Pianeta Giustizia
“La mia vita tra immagini e parole”
"La scrittura creativa è una particolare forma di scrittura che esplora il mondo della creatività: si parte dal mondo reale per tuffarsi nell'immaginario e spingersi fino al cuore delle emozioni, è un vero e proprio viaggio alla riscoperta di una parte di sé, dei propri talenti sopiti che aspettano solo di essere svegliati, è un modo per raccontare a colori, per descrivere e far emozionare il lettore, rapirlo all'interno della nostra trama, conquistarlo e portarlo all'interno della nostra narrazione, una narrazione che non vorrà abbandonare mai."Abbiamo approntato un percorso che partiva dalle emozioni. Mettendo in conto che, in un contesto come quello carcerario avremmo potuto incontrare non poche difficoltà, visto la reticenza e la particolare condizione di vita.

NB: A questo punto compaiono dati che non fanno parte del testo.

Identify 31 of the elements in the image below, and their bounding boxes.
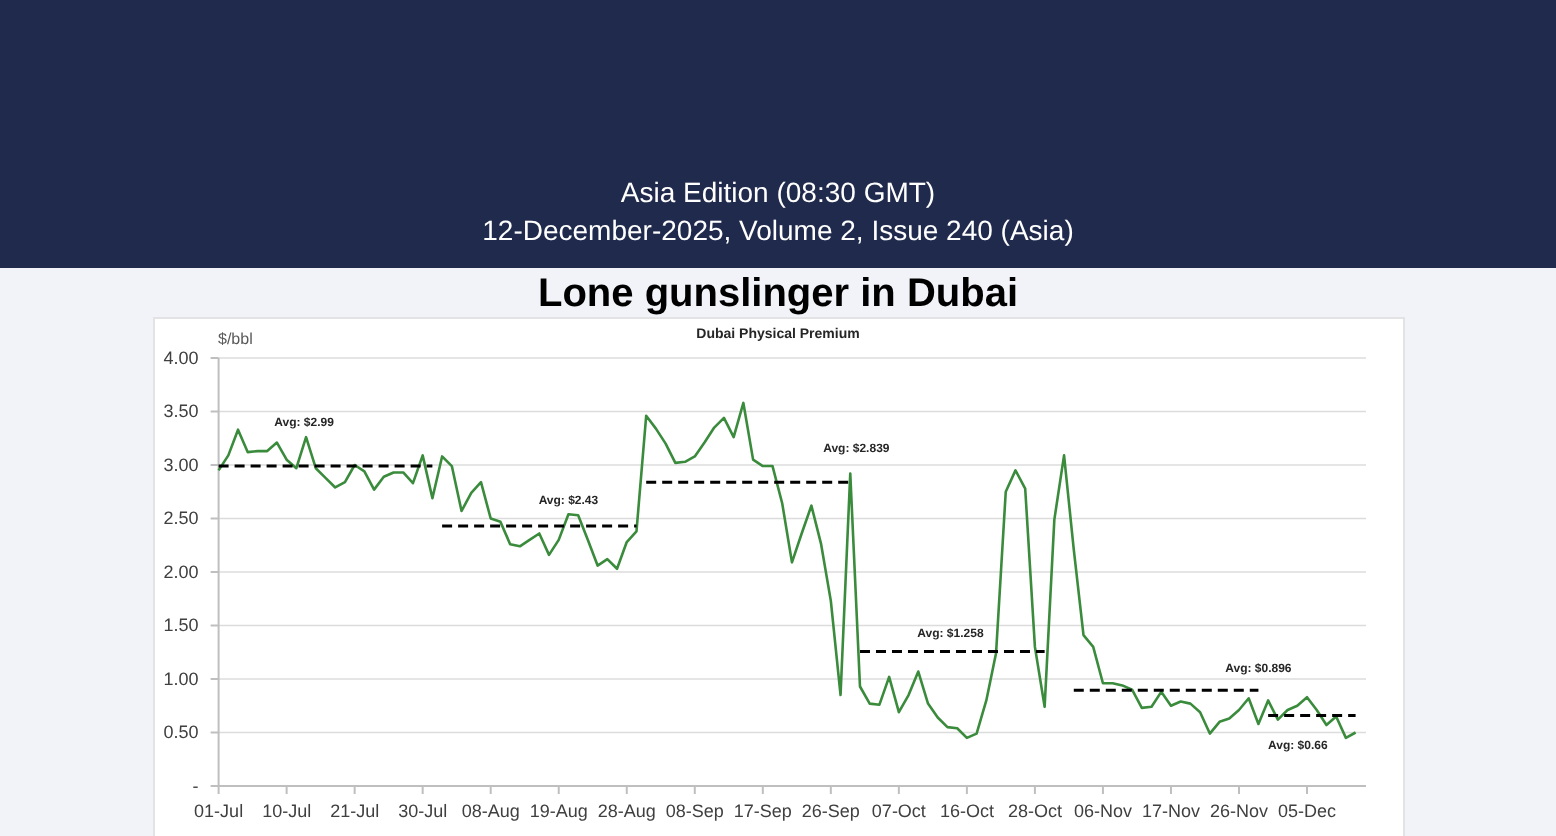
- y-tick-label: 3.00: [163, 454, 199, 475]
- y-tick-label: 1.00: [163, 668, 199, 689]
- x-tick-label: 16-Oct: [939, 800, 995, 821]
- x-tick-label: 06-Nov: [1073, 800, 1133, 821]
- y-tick-label: 2.00: [163, 561, 199, 582]
- y-tick-label: -: [192, 775, 199, 796]
- y-tick-label: 0.50: [163, 722, 199, 743]
- text: 12-December-2025, Volume 2, Issue 240 (Asia): [482, 214, 1074, 246]
- x-tick-label: 28-Oct: [1007, 800, 1063, 821]
- x-tick-label: 26-Sep: [801, 800, 860, 821]
- line-series: [217, 401, 1357, 740]
- x-tick-label: 28-Aug: [597, 800, 656, 821]
- x-tick-label: 21-Jul: [330, 800, 380, 821]
- y-tick-label: 4.00: [163, 347, 199, 368]
- y-tick-label: 3.50: [163, 401, 199, 422]
- x-tick-label: 30-Jul: [398, 800, 448, 821]
- x-tick-label: 07-Oct: [871, 800, 927, 821]
- y-tick-label: 2.50: [163, 508, 199, 529]
- x-tick-label: 26-Nov: [1209, 800, 1269, 821]
- x-tick-label: 10-Jul: [262, 800, 312, 821]
- y-axis-title: $/bbl: [218, 330, 254, 348]
- x-tick-label: 01-Jul: [194, 800, 244, 821]
- text: Asia Edition (08:30 GMT): [620, 176, 936, 208]
- x-tick-label: 17-Sep: [733, 800, 792, 821]
- y-tick-label: 1.50: [163, 615, 199, 636]
- x-tick-label: 08-Sep: [665, 800, 724, 821]
- chart-title: Lone gunslinger in Dubai: [538, 272, 1018, 316]
- x-tick-label: 17-Nov: [1141, 800, 1201, 821]
- x-tick-label: 08-Aug: [461, 800, 520, 821]
- x-tick-label: 05-Dec: [1277, 800, 1338, 821]
- x-tick-label: 19-Aug: [529, 800, 588, 821]
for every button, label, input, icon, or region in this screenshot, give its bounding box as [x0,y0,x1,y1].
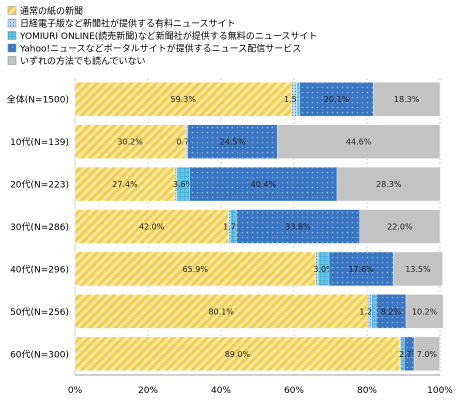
category-labels: 全体(N=1500) 10代(N=139) 20代(N=223) 30代(N=286)… [7,94,69,361]
bar-segment [413,336,440,371]
data-label: 59.3% [171,95,197,104]
legend-swatch [7,18,17,28]
legend-swatch [7,56,17,65]
legend-label: Yahoo!ニュースなどポータルサイトが提供するニュース配信サービス [19,43,301,55]
data-label: 28.3% [376,180,402,189]
legend-label: いずれの方法でも読んでいない [20,55,146,67]
legend-swatch [7,43,17,53]
data-label: 18.3% [394,95,420,104]
data-label: 89.0% [225,350,251,359]
bar-segment [371,294,377,329]
data-label: 30.2% [117,138,143,147]
bar-segment [74,294,368,329]
data-label: 3.6% [173,180,194,189]
bars: 59.3% 1.5% 20.1% 18.3% 30.2% 0.7% 24.5% 44.6% 27… [74,82,444,371]
category-label: 30代(N=286) [10,222,69,233]
data-label: 0.7% [176,138,197,147]
category-label: 20代(N=223) [10,180,69,191]
bar-segment [328,251,394,287]
bar-segment [296,82,301,117]
bar-segment [74,209,229,244]
bar-segment [74,82,292,117]
category-label: 50代(N=256) [10,307,69,318]
category-label: 全体(N=1500) [7,94,69,106]
data-label: 2.7% [399,350,420,359]
legend-swatch [7,6,17,15]
x-tick-label: 100% [427,386,453,396]
bar-segment [74,124,186,159]
bar-segment [405,294,444,329]
bar-segment [393,251,443,287]
data-label: 13.5% [405,265,431,274]
bar-segment [74,336,401,371]
data-label: 1.5% [284,95,305,104]
legend-label: 日経電子版など新聞社が提供する有料ニュースサイト [20,18,236,30]
bar-segment [373,82,441,117]
bar-segment [236,209,360,244]
data-label: 17.6% [348,265,374,274]
bar-segment [375,294,407,329]
data-label: 20.1% [324,95,350,104]
bar-segment [189,166,338,202]
bar-segment [299,82,374,117]
data-label: 80.1% [208,307,234,316]
x-tick-labels: 0% 20% 40% 60% 80% 100% [68,386,453,396]
bar-segment [336,166,441,202]
legend-label: 通常の紙の新聞 [20,5,83,17]
legend-swatch [7,31,17,40]
data-label: 24.5% [220,138,246,147]
legend-label: YOMIURI ONLINE(読売新聞)など新聞社が提供する無料のニュースサイト [19,30,317,42]
data-label: 7.0% [417,350,438,359]
category-label: 10代(N=139) [10,137,69,148]
data-label: 65.9% [183,265,209,274]
bar-segment [359,209,441,244]
x-tick-label: 40% [211,386,231,396]
data-label: 1.7% [223,223,244,232]
data-label: 10.2% [412,307,438,316]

Difficile infatti è stato l’approccio all’aula, molto spesso ci siamo sentiti ripetere che non volevano “confessare nulla”, che loro non sapevano scrivere e che non avevano “la testa” per poter scrivere qualcosa di creativo.
I primi incontri sono stati di educazione e riconoscimento delle emozioni, esercitazioni, brain storming e discussioni hanno creato un buon livello di fiducia docenti/ allievi.
Da quel momento si è iniziato a scrivere, raccontando i momenti più salienti della propria vita.
Nel pieno rispetto delle loro vicende, abbiamo permesso di decidere se parlare di se stessi o di persone immaginarie, costruendo ad hoc un personaggio di fantasia.
In quel momento ci siamo stupiti del risultato,quasi tutti hanno scritto di se stessi, raccontando seppur brevemente, un tratto della loro vita, non risparmiando le emozioni, anche le più forti.
Sono emersi disagi familiari e sociali, dipendenze psicologiche e da sostanze, raccontate con semplicità ed un forte carico emozionale.
Il Photoshop inoltre , ha dato la possibilità di comprendere come, l’immagine, che già in sé ha un grande potere comunicativo, può essere utilizzata, per amplificare il senso del nostro racconto.
Abbiamo proposto due tipologie di percorso:
- percorsi dall’immagine al racconto ( quello che sortisce in te l’immagine)
- dal racconto all’immagine ( come spieghi l’emozione che stai raccontando utilizzando le foto).
Purtroppo non abbiamo avuto l’occasione, per ovvi limiti, di introdurre una macchina fotografica, dando loro la possibilità di fotografare il loro “habitat”, ma in alcuni casi abbiamo lavorato pensando all’immagine come se ci fosse stata, immaginando o evocando la “scena del racconto”.
Proprio per la grande flessibilità del percorso , che di volta in volta, si adattava alle potenzialità dei corsisti, diversi per genere, livello culturale e predisposizione all'ascolto, abbiamo portato a termine tre percorsi differenti tra loro, nelle rispettive tre sezioni in cui abbiamo lavorato (alta sicurezza maschile, alta sicurezza femminile e comuni).
Davvero soddisfacenti sono stati i risultati e molte le storie di vita, le fiabe, poesie e i racconti raccolti, come professionisti della relazione d'aiuto e soprattuto come persone, possiamo affermare che la cosa più preziosa che “ci portiamo a casa” da questo lungo viaggio, è stata la possibilità di incontrare uomini e donne capaci di mettersi in discussione, rieloaboraare e riproggettare la propria vita, un'esperienza di vita che fa crescer, come tutte quelle legate a questi contesti di restrizione.